This being the internet I am not sure civil discourse is possible but I decided to try.
Death From Above has couched a perfectly appropriate, serious question
in an unfortunately snarky post. The intersection of our hobby and Emergency Service Aviation Operations turns RC endeavors from play into potential life and death situations. This question should not be a challenge to your intelligence or manhood, but it is something a responsible hobbyist and presumably adult should be ready to answer.
Be open to the thought that there are things about the world yet to discover and learn from. Just because you can afford and learn to fly a RC ship doesn't mean you are practicing aviation safety.
Situational Awareness (SA) is a term one hears a lot when professionals organize dangerous work, be it military, firefighting, aviation, or law enforcement. It basically means do everything you can to observe, gather intelligence, plan and act on what is going on around you. As a drone operator your SA is severely compromised from the start. You have a severely limited field of view to start with.
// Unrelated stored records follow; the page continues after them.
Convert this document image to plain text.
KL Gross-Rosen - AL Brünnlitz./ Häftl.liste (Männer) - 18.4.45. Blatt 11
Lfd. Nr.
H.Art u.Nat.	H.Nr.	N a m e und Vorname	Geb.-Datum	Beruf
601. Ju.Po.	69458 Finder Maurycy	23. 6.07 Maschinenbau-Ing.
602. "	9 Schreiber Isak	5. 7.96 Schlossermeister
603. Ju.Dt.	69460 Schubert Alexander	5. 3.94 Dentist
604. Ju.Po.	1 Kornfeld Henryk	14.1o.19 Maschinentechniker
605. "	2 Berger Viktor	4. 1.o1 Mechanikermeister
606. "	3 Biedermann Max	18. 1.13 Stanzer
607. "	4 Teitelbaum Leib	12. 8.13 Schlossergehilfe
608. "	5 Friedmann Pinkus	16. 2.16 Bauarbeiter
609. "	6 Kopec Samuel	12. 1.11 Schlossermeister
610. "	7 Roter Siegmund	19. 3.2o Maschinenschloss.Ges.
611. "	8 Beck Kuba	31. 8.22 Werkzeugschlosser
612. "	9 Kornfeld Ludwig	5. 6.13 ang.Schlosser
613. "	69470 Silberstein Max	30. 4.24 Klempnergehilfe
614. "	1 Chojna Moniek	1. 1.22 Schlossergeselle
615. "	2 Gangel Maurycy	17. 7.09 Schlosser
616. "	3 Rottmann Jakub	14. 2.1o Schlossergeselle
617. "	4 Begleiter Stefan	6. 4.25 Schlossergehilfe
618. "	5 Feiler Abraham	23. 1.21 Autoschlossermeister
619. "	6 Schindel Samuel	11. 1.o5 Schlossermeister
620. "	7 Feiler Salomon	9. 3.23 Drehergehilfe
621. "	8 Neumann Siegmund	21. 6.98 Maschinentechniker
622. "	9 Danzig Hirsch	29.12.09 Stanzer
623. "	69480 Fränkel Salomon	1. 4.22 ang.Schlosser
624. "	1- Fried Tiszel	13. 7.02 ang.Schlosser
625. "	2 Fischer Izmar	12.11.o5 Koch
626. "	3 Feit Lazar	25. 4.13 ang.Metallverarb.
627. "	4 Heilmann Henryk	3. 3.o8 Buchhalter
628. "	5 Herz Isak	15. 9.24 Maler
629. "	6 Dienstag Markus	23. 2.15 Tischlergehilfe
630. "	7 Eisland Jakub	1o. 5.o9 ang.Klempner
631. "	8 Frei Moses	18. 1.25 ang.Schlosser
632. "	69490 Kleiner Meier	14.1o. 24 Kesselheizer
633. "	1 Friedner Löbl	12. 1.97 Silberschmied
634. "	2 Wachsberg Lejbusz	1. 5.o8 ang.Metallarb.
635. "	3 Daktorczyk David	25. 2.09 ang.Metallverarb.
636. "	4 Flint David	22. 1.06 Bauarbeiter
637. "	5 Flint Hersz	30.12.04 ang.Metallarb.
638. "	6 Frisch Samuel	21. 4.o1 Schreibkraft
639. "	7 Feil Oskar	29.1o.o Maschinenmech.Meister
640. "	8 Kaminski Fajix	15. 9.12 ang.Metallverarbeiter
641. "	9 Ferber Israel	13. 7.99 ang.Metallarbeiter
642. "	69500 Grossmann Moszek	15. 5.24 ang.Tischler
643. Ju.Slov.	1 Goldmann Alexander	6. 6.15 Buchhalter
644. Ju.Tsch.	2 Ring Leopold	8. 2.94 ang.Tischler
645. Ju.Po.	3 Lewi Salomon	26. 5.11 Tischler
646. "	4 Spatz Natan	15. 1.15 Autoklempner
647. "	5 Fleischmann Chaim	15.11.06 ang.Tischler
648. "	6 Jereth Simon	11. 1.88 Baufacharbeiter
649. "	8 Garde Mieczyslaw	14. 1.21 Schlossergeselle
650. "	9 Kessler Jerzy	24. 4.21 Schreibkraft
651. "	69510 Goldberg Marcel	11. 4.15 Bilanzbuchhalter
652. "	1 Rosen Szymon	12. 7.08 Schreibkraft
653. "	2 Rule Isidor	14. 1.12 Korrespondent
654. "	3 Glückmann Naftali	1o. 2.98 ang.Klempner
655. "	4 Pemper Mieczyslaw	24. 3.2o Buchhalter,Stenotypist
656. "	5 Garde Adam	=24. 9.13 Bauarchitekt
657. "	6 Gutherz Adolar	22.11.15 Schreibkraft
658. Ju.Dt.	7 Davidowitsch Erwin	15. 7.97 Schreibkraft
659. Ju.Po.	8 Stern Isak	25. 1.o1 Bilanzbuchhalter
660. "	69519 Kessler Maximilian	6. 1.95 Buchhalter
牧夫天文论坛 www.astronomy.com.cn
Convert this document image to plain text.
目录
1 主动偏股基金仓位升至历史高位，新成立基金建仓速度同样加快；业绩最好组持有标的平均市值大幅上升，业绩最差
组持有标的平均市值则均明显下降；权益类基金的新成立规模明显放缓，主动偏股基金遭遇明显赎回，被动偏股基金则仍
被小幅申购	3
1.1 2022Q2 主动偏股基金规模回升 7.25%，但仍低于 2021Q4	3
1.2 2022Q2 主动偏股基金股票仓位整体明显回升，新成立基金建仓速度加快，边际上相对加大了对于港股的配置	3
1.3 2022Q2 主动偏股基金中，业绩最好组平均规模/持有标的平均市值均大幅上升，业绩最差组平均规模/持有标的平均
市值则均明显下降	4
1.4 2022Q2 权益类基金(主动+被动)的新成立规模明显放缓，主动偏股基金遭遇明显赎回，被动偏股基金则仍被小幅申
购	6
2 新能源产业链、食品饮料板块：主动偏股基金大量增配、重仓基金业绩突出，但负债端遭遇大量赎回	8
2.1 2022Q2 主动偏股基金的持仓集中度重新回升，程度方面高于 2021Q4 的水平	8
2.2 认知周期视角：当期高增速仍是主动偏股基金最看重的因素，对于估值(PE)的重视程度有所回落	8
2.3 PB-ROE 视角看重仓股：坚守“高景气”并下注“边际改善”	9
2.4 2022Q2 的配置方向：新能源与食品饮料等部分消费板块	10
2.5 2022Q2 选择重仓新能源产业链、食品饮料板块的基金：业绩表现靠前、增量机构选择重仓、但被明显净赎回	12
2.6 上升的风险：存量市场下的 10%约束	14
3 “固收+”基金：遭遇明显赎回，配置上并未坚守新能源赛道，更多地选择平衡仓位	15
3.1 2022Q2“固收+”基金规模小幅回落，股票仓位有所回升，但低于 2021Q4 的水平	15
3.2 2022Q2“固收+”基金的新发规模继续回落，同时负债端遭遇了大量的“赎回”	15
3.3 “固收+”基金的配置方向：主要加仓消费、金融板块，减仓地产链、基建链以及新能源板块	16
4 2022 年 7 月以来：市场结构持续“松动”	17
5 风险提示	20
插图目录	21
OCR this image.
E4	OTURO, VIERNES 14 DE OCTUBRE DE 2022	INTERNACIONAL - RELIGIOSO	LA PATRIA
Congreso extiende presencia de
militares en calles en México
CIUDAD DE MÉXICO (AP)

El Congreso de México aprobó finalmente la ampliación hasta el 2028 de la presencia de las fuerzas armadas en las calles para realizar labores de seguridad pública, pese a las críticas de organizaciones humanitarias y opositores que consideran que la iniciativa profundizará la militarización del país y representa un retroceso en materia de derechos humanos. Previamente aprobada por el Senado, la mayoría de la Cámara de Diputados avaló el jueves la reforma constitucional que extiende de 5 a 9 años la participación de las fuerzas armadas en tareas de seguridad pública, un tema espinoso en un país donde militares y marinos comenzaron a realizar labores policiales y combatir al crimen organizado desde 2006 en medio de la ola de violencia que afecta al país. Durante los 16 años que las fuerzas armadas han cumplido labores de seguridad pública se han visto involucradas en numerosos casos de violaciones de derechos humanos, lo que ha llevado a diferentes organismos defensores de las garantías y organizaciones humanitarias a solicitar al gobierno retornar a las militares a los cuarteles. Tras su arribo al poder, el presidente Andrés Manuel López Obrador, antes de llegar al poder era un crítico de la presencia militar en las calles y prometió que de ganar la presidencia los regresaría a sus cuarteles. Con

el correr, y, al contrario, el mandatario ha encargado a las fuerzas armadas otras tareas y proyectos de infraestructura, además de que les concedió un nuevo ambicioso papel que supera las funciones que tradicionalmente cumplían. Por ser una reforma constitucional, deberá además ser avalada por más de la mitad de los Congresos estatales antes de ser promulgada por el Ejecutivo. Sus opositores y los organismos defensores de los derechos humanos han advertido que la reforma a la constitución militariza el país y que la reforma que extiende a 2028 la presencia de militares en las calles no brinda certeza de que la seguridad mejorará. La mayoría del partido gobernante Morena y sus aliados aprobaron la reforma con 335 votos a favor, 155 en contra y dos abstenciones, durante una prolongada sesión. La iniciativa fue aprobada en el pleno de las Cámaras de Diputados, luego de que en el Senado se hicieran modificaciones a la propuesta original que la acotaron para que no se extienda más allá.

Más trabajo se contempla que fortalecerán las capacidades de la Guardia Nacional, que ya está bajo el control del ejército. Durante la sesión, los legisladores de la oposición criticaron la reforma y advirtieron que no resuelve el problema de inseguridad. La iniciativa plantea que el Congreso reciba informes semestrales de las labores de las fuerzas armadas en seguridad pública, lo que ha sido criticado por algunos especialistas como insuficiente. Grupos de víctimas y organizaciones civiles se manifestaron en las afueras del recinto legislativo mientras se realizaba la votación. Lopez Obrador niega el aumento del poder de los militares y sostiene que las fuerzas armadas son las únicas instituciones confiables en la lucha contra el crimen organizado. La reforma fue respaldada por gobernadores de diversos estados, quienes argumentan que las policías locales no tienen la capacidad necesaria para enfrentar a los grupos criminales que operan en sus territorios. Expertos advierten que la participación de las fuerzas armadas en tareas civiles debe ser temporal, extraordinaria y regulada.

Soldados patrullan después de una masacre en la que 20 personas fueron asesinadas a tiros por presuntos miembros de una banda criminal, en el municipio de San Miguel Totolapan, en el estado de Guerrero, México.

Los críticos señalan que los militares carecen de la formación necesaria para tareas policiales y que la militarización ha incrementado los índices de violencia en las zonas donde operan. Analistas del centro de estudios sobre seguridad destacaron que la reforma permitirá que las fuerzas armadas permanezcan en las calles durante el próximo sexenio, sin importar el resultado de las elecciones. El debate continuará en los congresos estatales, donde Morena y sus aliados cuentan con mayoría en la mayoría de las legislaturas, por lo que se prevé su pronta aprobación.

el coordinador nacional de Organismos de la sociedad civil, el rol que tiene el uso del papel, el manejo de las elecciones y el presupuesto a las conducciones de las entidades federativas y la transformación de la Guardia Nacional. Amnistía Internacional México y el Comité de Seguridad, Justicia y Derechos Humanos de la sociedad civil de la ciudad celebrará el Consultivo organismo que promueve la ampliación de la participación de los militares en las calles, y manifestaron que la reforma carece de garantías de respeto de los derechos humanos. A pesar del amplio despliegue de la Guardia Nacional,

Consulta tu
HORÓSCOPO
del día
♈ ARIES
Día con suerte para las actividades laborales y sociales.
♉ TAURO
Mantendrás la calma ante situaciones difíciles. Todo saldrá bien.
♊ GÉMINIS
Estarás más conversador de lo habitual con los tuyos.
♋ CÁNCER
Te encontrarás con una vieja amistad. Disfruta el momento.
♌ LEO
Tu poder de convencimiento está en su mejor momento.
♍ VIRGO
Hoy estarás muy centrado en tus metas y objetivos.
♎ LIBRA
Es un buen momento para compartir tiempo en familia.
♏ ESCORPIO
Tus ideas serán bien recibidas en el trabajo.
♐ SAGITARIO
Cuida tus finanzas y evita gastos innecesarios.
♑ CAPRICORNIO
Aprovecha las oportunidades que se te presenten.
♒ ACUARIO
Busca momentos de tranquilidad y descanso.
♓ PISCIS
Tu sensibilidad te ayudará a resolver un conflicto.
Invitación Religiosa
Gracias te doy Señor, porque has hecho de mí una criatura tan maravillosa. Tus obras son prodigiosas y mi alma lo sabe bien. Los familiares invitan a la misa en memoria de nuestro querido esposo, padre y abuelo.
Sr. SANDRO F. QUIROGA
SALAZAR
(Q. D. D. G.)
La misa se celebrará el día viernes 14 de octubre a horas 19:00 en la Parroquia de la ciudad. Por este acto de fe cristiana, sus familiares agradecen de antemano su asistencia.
It is an effort to pan you field of view and you cannot see anything above you, and down viewing is limited, plus your viewing is most likely filtered by a small screen which nobody will claim is an excellent ergonomic tool to operate or view. You have zero avionics communication systems to make your intentions known. You cannot know what other aircraft are planning or whether they are aware you are there. You have no radar or collision avoidance equipment. This house fire was obviously a controlled operation but real uncontrolled fires are magnets for drone hobbyists and this could easily be an uncontrolled incident where you have no idea if there is an airtanker, helitanker, observation plane, Mercy Air flight, police helicopter, news helicopter or lord knows what bearing down on you from your blind side. The aviation world has numerous procedures to avoid mid-air collisions and yet they still happen. More will happen with poor SA.
I know there are no real regulations keeping you from doing this fun and interesting hobby. I am just saying that your answer is not sufficient for those of us who have spent time in the air over incidents. Phantom pilots agonize over flyaways and often go to great lengths to ensure flyabilty and trackabilty of their craft. All I am saying is that a great deal of extra caution should be used around emergency ops. Hubris can kill. You have no dog in this fight other than pieces of plastic and metal. There is real flesh and blood all around you in the air.